In article <46500061@uxe.cso.uiuc.edu> mcdonald@uxe.cso.uiuc.edu writes:
>I have been having a moderately heated (for Usenet, especially
>for comp.lang.c) discussion with Doug Gwyn about architectures
>(hardware or software) that prevent a given program from 
>accessing the same information as both code and data. The context of
>the discussion is that I want(ed) the ANSI C standard to REQUIRE
>that one be able to access a given object as both data and code.
>He seems to think that this is a "Bad Idea". I think it is not 
>only a "Good Idea", but that it is vitally important to some of my
>programs...

Without having seen the discussion, that I recall, I think Doug's views
are probably being misrepresented here.  What he probably was saying was
not that it's a bad idea, but that not all machines do it, and the ones
that do it often have private wrinkles in just how it should be done,
so *relying* on it is a bad idea.

Incremental compilation is clearly important for a general-purpose machine.
But not everybody realized that, and not everybody was originally trying
to build general-purpose machines.
-- 
Mars in 1980s:  USSR, 2 tries, |     Henry Spencer at U of Toronto Zoology
2 failures; USA, 0 tries.      | uunet!attcan!utzoo!henry henry@zoo.toronto.edu

dave@lethe.UUCP (Dave Collier-Brown) (05/03/89)

In article <46500061@uxe.cso.uiuc.edu> mcdonald@uxe.cso.uiuc.edu writes:
| I have been having a moderately heated (for Usenet, especially for
| comp.lang.c) discussion with Doug Gwyn about architectures (hardware
| or software) that prevent a given program from accessing the same
| information as both code and data. 
 
In article <1989May1.213448.11347@utzoo.uucp> henry@utzoo.uucp (Henry
| Spencer) writes: Without having seen the discussion, that I recall, I
| think Doug's views are probably being misrepresented here. What he
| probably was saying was not that it's a bad idea, but that not all
| machines do it, and the ones that do it often have private wrinkles in
| just how it should be done, so *relying* on it is a bad idea. 
| Incremental compilation is clearly important for a general-purpose
| machine. But not everybody realized that, and not everybody was
| originally trying to build general-purpose machines.
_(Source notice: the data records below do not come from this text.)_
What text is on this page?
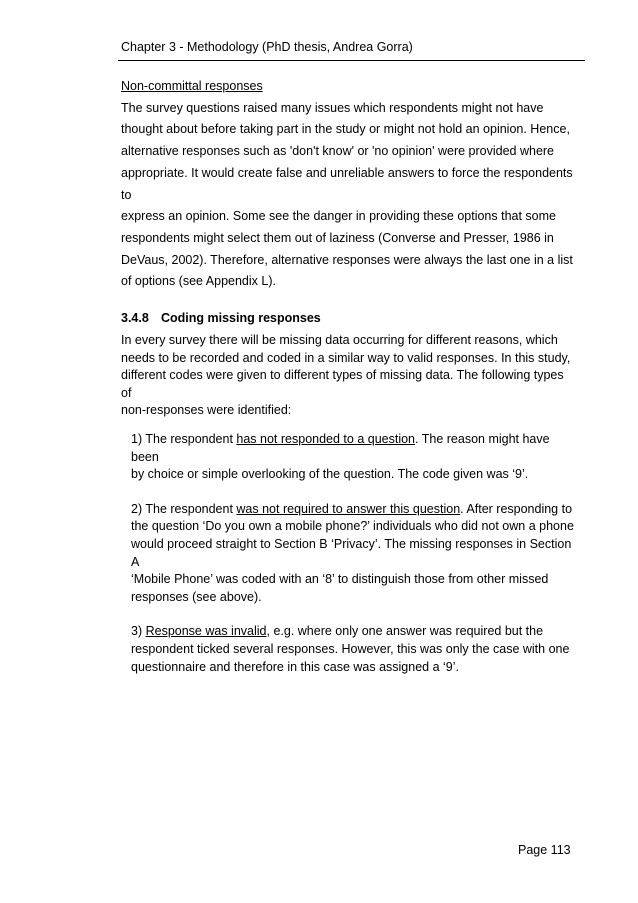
Chapter 3 - Methodology (PhD thesis, Andrea Gorra)

Non-committal responses

The survey questions raised many issues which respondents might not have
thought about before taking part in the study or might not hold an opinion. Hence,
alternative responses such as 'don't know' or 'no opinion' were provided where
appropriate. It would create false and unreliable answers to force the respondents to
express an opinion. Some see the danger in providing these options that some
respondents might select them out of laziness (Converse and Presser, 1986 in
DeVaus, 2002). Therefore, alternative responses were always the last one in a list
of options (see Appendix L).

3.4.8 Coding missing responses

In every survey there will be missing data occurring for different reasons, which
needs to be recorded and coded in a similar way to valid responses. In this study,
different codes were given to different types of missing data. The following types of
non-responses were identified:

1) The respondent has not responded to a question. The reason might have been
by choice or simple overlooking of the question. The code given was ‘9’.

2) The respondent was not required to answer this question. After responding to
the question ‘Do you own a mobile phone?’ individuals who did not own a phone
would proceed straight to Section B ‘Privacy’. The missing responses in Section A
‘Mobile Phone’ was coded with an ‘8’ to distinguish those from other missed
responses (see above).

3) Response was invalid, e.g. where only one answer was required but the
respondent ticked several responses. However, this was only the case with one
questionnaire and therefore in this case was assigned a ‘9’.

Page 113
  Well, one part of the problem will have to be dealt with by
anyone who wants to provide "public" or "shared" libraries in their
version of Unix.  The other part has been dealt with by people who
wish to debug running programs.
  Regrettably, each problem has been solved (various ways) is isolation.
Net result? "Ya kent git there from here. Ya got `t go back to Boston and
start out on the other side of the river".

  By the way, you probebly don't need to access the memory as both code and
data at the **same time** unless you actually intend to debug or test
interactively. You might look at lisp implementations as an example of
solutions to the problems, as even Multics Lisp could be a mixture
of compiled and interpreted code.  And that was a **while** ago!

--dave (wheels reinvented while you wait) c-b
-- 
David Collier-Brown,  | {toronto area...}lethe!dave
72 Abitibi Ave.,      |  Joyce C-B:
Willowdale, Ontario,  |     He's so smart he's dumb.